Their best opportunity clearly will be next year when the list of eligible players won’t include any clear marquee names. After that, in 2007, the list will include Cal Ripken, Tony Gwynn and Mark McGuire. I wouldn’t want to be on that list unless my last name were Mays.

Tuesday, January 04, 2005

Milestones and Musings

The Hall of Fame announces its selections today. The guess here is that Wade Boggs and Ryne Sandberg will be elected. Both are deserving. Many arguments pro and con have been made regarding the candidacies of Bruce Sutter and Goose Gossage, two dominant relievers in their era. The most compelling advocates include Alan Schwartz whose excellent piece in the New York Times points out that both men pitched in an era when closers worked more than one or two batters let alone an inning and when saves were literally harder to earn.

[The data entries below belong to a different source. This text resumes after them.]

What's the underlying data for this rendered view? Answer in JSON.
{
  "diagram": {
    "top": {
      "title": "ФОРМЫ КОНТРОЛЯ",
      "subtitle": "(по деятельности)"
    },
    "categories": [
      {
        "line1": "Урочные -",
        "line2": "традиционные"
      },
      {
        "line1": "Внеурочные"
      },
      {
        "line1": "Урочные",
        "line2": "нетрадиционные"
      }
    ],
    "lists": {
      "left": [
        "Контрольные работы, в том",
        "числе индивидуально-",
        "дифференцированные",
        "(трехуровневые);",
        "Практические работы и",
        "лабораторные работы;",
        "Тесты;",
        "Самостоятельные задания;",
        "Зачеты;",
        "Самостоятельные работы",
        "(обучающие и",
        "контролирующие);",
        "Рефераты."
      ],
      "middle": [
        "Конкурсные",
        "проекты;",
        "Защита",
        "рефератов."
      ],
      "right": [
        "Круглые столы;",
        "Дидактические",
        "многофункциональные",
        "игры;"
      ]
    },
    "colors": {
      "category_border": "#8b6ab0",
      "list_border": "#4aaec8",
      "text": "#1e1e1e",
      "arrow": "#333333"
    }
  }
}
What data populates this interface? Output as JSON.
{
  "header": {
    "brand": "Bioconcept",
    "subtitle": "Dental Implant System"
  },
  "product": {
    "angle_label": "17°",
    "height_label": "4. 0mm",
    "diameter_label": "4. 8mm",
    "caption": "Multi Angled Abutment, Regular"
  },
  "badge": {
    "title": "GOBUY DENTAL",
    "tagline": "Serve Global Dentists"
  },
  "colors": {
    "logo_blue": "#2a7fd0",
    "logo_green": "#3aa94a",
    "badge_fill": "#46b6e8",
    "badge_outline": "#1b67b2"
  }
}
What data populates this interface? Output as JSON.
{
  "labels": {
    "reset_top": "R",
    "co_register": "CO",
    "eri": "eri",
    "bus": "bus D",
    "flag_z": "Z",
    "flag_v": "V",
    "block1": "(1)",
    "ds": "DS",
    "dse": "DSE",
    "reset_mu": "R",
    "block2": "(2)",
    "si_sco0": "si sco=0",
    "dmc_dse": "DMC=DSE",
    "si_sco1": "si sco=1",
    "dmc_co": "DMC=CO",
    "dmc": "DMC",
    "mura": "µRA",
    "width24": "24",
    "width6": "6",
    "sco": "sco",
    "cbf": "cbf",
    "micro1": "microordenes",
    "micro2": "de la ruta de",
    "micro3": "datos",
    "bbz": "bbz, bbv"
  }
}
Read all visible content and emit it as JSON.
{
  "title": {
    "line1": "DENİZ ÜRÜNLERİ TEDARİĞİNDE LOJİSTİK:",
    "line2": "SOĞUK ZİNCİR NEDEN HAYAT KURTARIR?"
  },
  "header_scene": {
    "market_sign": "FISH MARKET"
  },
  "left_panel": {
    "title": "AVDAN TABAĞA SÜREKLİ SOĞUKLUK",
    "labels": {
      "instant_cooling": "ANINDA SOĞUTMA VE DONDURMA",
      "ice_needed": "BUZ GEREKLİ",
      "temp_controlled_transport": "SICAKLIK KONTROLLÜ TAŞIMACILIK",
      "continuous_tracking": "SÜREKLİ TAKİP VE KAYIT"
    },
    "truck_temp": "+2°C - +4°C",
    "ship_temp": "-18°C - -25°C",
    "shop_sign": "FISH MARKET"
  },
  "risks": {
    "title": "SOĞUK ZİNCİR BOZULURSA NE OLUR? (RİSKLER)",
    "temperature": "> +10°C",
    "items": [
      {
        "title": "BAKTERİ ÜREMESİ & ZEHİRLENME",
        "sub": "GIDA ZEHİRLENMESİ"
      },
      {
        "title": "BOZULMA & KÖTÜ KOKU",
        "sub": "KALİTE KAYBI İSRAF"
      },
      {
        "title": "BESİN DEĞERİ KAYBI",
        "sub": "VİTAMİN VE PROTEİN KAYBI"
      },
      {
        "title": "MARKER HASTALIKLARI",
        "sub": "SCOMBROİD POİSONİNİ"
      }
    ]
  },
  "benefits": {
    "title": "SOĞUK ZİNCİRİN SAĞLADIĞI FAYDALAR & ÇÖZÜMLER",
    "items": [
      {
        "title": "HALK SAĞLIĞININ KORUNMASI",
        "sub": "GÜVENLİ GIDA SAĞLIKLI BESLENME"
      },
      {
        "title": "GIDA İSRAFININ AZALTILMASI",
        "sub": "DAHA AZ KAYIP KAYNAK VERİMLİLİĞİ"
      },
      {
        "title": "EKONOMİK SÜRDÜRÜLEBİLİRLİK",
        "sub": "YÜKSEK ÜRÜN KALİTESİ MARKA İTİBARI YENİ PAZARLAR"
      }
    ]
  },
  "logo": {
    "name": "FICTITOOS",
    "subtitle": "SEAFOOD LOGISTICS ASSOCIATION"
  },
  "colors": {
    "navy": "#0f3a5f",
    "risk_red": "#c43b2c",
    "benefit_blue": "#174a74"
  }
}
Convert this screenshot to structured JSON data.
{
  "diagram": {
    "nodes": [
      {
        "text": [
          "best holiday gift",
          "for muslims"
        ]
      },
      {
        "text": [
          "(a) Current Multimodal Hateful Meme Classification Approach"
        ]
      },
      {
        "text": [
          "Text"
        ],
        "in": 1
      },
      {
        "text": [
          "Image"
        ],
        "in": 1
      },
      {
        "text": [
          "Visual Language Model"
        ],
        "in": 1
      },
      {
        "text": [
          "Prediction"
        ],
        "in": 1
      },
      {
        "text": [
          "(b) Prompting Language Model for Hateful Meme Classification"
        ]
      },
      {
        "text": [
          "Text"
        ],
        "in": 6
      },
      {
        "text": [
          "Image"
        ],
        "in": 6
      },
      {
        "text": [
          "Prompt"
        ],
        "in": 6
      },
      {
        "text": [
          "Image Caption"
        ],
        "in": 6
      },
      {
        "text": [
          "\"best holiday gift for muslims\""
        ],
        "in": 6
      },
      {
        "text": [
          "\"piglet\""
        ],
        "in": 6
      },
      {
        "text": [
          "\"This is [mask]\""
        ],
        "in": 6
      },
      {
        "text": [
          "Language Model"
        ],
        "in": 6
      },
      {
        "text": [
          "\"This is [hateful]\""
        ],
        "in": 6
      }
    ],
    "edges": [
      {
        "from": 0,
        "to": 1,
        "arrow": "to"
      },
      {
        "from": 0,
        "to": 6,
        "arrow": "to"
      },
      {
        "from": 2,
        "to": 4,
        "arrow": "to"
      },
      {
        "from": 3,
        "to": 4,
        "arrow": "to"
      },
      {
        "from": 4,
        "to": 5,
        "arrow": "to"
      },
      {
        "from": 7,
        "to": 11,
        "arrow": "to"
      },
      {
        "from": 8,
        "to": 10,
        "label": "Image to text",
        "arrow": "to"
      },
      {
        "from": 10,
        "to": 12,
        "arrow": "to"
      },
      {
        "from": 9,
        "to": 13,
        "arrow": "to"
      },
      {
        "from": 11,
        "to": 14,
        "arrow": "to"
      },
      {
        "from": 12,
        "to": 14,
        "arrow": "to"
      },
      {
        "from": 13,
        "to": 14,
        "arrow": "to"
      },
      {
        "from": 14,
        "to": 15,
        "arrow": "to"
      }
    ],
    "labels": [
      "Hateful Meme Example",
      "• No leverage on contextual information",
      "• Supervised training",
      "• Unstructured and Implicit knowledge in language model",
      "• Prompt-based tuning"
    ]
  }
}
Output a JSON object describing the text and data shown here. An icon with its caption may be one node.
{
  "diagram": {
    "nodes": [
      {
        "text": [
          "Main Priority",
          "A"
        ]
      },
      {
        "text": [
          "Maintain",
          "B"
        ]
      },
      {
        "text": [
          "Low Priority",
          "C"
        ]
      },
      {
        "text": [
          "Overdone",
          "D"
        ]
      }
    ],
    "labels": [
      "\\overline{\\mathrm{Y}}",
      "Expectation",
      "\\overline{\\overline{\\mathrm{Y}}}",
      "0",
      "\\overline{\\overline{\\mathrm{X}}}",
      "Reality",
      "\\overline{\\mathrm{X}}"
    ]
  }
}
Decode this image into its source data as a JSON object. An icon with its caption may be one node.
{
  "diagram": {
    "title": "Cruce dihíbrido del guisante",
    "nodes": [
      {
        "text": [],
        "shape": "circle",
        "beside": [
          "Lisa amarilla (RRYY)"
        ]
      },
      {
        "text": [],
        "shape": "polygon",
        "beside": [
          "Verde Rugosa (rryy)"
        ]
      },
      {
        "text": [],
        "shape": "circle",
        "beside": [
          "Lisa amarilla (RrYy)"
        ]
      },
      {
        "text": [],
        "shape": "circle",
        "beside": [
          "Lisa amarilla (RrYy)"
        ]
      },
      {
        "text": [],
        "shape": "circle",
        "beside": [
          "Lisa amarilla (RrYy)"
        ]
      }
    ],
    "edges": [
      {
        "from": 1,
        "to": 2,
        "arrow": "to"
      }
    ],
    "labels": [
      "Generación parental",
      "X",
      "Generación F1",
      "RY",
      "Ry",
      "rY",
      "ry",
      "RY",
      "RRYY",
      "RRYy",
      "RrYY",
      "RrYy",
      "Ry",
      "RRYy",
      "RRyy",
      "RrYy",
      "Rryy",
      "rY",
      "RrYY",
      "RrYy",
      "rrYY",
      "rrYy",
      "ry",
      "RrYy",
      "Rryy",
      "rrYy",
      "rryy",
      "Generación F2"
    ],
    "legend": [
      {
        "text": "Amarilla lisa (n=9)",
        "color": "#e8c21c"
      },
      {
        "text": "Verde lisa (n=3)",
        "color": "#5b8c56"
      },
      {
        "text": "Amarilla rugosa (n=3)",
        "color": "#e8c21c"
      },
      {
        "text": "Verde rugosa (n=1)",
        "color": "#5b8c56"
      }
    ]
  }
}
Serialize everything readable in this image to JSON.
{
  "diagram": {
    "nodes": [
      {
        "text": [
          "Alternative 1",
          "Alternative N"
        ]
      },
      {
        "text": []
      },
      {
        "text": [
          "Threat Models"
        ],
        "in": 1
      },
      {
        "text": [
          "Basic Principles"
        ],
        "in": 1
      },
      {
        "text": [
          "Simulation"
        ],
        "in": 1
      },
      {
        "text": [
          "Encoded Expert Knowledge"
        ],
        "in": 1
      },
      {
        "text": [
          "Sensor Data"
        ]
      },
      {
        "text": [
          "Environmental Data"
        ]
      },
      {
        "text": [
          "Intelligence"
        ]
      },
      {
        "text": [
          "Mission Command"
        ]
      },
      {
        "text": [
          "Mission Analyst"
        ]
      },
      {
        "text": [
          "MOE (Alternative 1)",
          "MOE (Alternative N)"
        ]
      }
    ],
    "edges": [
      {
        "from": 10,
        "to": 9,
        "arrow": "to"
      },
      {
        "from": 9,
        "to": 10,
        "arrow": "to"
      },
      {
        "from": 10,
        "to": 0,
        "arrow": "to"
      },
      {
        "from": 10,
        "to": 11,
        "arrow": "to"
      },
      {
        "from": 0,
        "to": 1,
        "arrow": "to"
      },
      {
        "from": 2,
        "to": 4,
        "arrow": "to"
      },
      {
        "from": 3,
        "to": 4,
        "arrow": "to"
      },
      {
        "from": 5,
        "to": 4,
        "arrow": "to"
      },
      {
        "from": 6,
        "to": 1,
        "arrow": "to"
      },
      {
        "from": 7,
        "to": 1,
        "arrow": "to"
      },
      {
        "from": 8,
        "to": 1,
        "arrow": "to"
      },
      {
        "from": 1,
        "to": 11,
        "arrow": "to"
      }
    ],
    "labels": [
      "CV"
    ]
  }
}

My argument on their behalf is quite simple: both Sutter and Gossage largely defined the modern role of a dominant closer and it is now axiomatic that a team lacking one cannot hope to win a championship. In other words, they changed the game.

* * * * * * *

The St. Louis Cardinals are rumored to be pursuing a deal with 37-year old second baseman Roberto Alomar. The Cardinals could have had Placido Polanco but apparently didn’t attempt to sign him. Why they failed to make Polanco an offer is a complete mystery to me. Not only is he considerably younger and a much better player than Alomar at this point, he is a known commodity whom the Cards really like.

I remain convinced the Phillies plan to move Polanco. There is no place for him to play every day and he isn’t a utility man. The only way Polanco remains with the Phillies throughout the 2005 season is if something happens to David Bell.

* * * * * * *

Another rumor that has been floated alleges that once the Randy Johnson deal is completed and Javier Vazquez is the property of the Diamondbacks, Arizona will turn around and deal the young right-hander to the Phillies for Randy Wolf. Vazquez is already on record as saying he didn’t want to be traded away from the East Coast (that’s a switch!!!) so one might make a case for trading him back to a club there. But if the Phils trade Wolf for Vazquez, they will have a starting staff made up solely of right-handers, an untenable situation.